Less than three and a half hours after launching Baikonur, the Soyuz spacecraft named Yuri Gagarin, and its three-man crew, joined the International Space Station on Friday to celebrate the 60th anniversary of the start of human spaceflight.
The Soyuz Msz-18 spacecraft carrying Oleg Novickij, Pyotr Dubrov, Russia’s Roscosmos and Mark Vande Heit, an American NASA astronaut, docked to the ISS’s Raszvet module after a very short, double-orbiting trajectory.
The station now includes ten astronauts: in addition to the newcomers, two Russian cosmonauts, Sergey Rezikov and Sergey Koji Svirchkov, four American astronauts, Kathleen Robbins, Michael Hopkins, Victor Glover, Shannon Walker and one Japanese astronaut, Noguchi Sochi.
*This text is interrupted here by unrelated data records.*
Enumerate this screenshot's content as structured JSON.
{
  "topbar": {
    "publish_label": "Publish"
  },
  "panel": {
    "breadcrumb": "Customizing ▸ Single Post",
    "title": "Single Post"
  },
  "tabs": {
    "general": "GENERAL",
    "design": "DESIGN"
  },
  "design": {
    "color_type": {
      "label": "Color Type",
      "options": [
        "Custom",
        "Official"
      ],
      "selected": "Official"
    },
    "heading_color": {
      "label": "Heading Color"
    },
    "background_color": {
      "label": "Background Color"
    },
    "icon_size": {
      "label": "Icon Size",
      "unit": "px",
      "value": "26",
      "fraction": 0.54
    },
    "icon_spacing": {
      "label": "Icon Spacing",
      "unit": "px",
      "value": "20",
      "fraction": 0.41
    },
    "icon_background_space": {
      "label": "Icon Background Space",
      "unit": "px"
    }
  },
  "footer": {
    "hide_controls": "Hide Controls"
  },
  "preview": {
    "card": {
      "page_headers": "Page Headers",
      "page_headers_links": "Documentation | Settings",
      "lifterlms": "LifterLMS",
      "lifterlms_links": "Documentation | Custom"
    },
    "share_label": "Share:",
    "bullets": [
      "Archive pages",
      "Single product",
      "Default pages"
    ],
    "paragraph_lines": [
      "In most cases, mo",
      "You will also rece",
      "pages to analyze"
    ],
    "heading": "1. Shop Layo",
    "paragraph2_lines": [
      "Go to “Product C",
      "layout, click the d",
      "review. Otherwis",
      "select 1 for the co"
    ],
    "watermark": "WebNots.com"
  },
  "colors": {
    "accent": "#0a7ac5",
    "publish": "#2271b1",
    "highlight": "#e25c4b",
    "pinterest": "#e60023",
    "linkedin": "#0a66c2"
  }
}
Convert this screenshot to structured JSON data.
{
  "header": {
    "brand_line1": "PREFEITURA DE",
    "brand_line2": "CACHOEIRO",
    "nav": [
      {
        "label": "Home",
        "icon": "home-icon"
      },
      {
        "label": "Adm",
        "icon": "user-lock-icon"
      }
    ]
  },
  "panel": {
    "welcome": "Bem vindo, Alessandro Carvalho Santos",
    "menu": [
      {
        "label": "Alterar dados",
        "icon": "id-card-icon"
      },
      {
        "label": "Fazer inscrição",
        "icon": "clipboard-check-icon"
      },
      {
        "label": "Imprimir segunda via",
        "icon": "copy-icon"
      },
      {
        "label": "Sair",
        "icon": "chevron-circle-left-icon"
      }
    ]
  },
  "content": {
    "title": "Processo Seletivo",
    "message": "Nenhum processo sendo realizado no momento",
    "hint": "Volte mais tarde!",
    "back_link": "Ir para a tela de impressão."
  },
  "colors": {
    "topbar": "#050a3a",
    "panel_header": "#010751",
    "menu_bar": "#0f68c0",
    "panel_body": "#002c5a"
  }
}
The last four crew members arrived last October aboard SpaceX Crew in a body orbiting the Earth at an altitude of about 400 km.
The Gagarin crew – the sixty-fifth mission sent to the space station – are scheduled to spend 191 days in outer space, carry out about half a hundred scientific experiments, and do their work twice as they go into space to receive the new Nouka multifunction vehicle. After that, Novicki will be back, and Dubrov and Fandy Hit will stay up for about a year.
Three of the space station’s current residents – Mission 94 members – will return to Earth next week.
The world’s first astronaut, Yuri Gagarin, took off from Baikonur on April 12, 1961 aboard Vostok 1. The anniversary of her 108-minute flight is celebrated on Space Day in Russia.